London Symphony | Little White Lies

London Symphony

Published 01 Sep 2017

Words by David Jenkins

Directed by Alex Barrett

Starring Adam Hickey, Pamela Hutchinson, and Phil Abel

Released 01 Sep 2017

4

Anticipation.

London gets ready for its close-up.

4

Enjoyment.

A rapturous, compelling and inventive snapshot of the British capital.

3

In Retrospect.

Small issues aside, Barrett has pulled off a bold experiment.

Filmmaker Alex Barrett delivers a gorgeous, poetic ode to this bustling and diverse city.

The symphony” film is a form which harks back to cinema’s earliest days. These convulsive visual collages offered portraits of cities or landscapes, and often arrived with suitably dynamic orchestral scores. Filmmaker Alex Barrett has decided to exhume this obscure mode for a new generation.
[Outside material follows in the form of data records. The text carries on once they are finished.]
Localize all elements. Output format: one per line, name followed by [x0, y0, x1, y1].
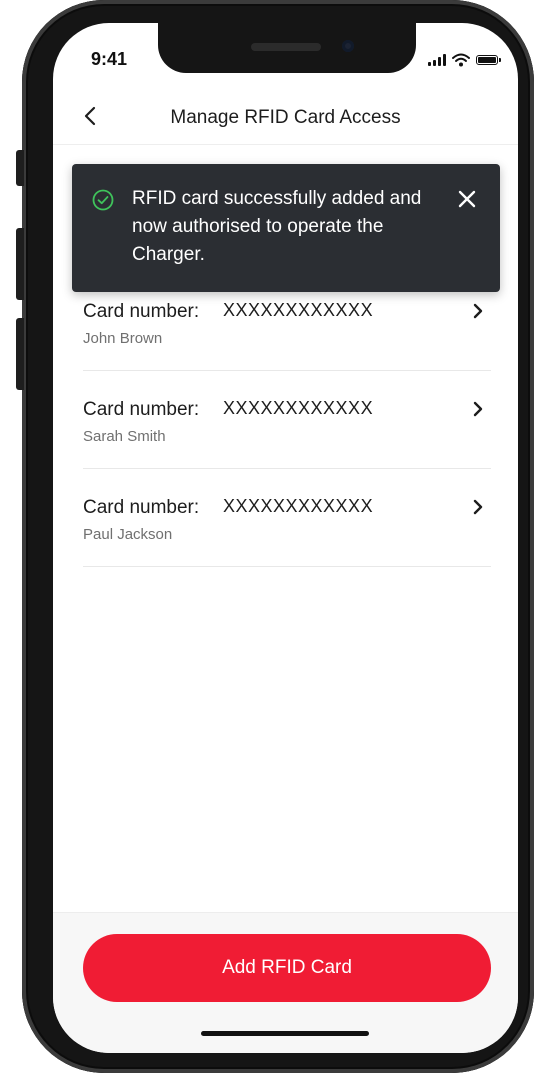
chevron-right-icon: [473, 303, 483, 319]
battery-icon: [476, 55, 501, 65]
success-toast: RFID card successfully added and now aut…: [72, 164, 500, 292]
check-circle-icon: [92, 189, 114, 211]
list-item[interactable]: Card number: XXXXXXXXXXXX Sarah Smith: [83, 371, 491, 469]
card-owner-name: John Brown: [83, 330, 163, 347]
bottom-action-bar: Add RFID Card: [53, 912, 518, 1053]
cellular-signal-icon: [428, 54, 446, 66]
phone-silent-switch: [16, 150, 24, 186]
card-number-label: Card number:: [83, 497, 200, 518]
status-time: 9:41: [91, 49, 128, 69]
close-icon: [458, 190, 476, 208]
phone-volume-up: [16, 228, 24, 300]
speaker-grille: [251, 43, 321, 51]
list-item[interactable]: Card number: XXXXXXXXXXXX Paul Jackson: [83, 469, 491, 567]
phone-volume-down: [16, 318, 24, 390]
header-divider: [53, 144, 518, 145]
card-number-value: XXXXXXXXXXXX: [223, 496, 374, 516]
page-title: Manage RFID Card Access: [170, 107, 401, 128]
device-notch: [158, 23, 416, 73]
app-screen: 9:41 Manage RFID Card Access Card number…: [53, 23, 518, 1053]
front-camera: [342, 40, 354, 52]
home-indicator: [201, 1031, 369, 1036]
card-number-label: Card number:: [83, 399, 200, 420]
add-rfid-card-button[interactable]: Add RFID Card: [83, 934, 491, 1002]
chevron-right-icon: [473, 401, 483, 417]
rfid-card-list: Card number: XXXXXXXXXXXX John Brown Car…: [83, 273, 491, 567]
status-icons: [428, 53, 501, 67]
card-owner-name: Sarah Smith: [83, 428, 166, 445]
chevron-right-icon: [473, 499, 483, 515]
card-owner-name: Paul Jackson: [83, 526, 173, 543]
toast-message: RFID card successfully added and now aut…: [132, 188, 422, 265]
card-number-value: XXXXXXXXXXXX: [223, 300, 374, 320]
card-number-label: Card number:: [83, 301, 200, 322]
wifi-icon: [452, 53, 470, 67]
navigation-bar: Manage RFID Card Access: [53, 91, 518, 143]
toast-close-button[interactable]: [454, 186, 480, 212]
card-number-value: XXXXXXXXXXXX: [223, 398, 374, 418]
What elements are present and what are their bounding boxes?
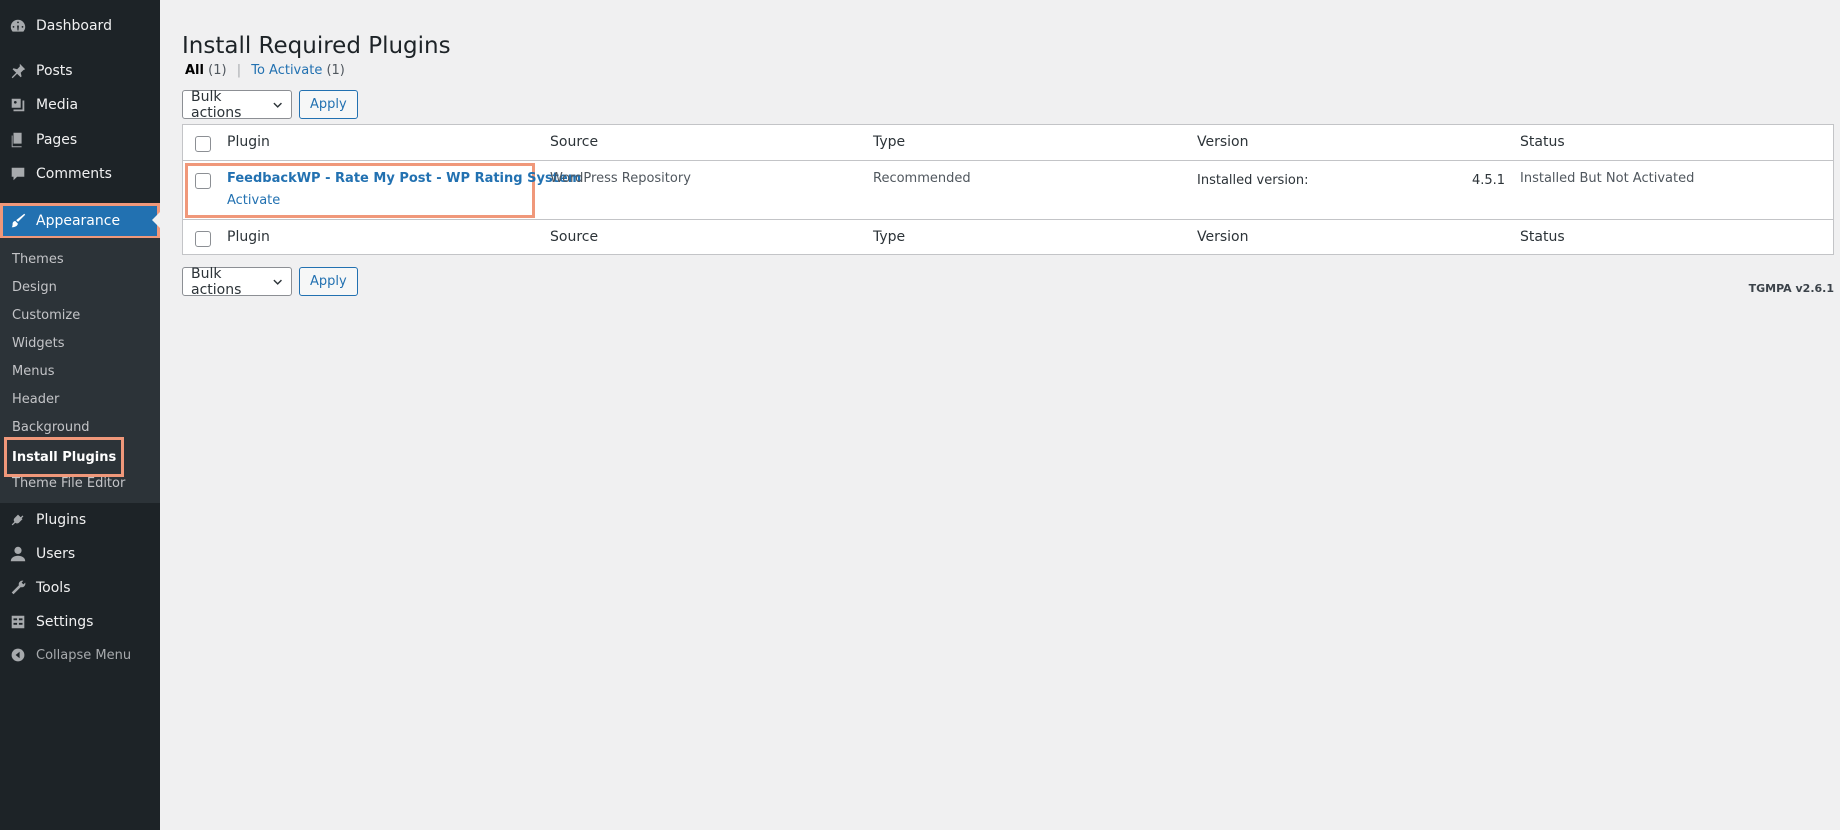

Crucially, he has attempted to recapture exactly what made these films great in the first place rather than souping-up the template for modern eyes.

London Symphony attempts to emulate the experience of watching a movie from the silent era, and it works to achieve that aim by presenting its images in crisp monochrome. The film is split into four segments, each of which covers a broad aspect of cultural life in the capital. Initially, the editing appears random, as if we’re watching a photo slideshow of dismal cityscapes, but then a subtle through-line emerges. Barrett daisy-chains from one subject to the next sometimes through literal links (shots of paper rubbish on the street connect to a newspaper print shop) but sometimes just through the formation of the visuals.

As with early classics like Dziga Vertov’s The Man With a Movie Camera or Walther Ruttmann’s Berlin: Symphony of a Great City, Barrett subtly meddles with the boundary between documentary and fiction. There’s an element of scripted reality to a couple of moments involving people captured reading on the Underground or relaxing in a park. James McWilliam’s superb score tips a hat to the churning, looping likes of Michael Nyman and Philip Glass and lends the film a driving sense of momentum.

There’s a chapter which focuses on the more commercial aspect of the capital which is less interesting, while subculture, nightlife and diversity (London’s alternative scene) don’t get much of a look in. But, as it promises in an opening inter-title, this is very much a film with one eye on the past and the other on the future.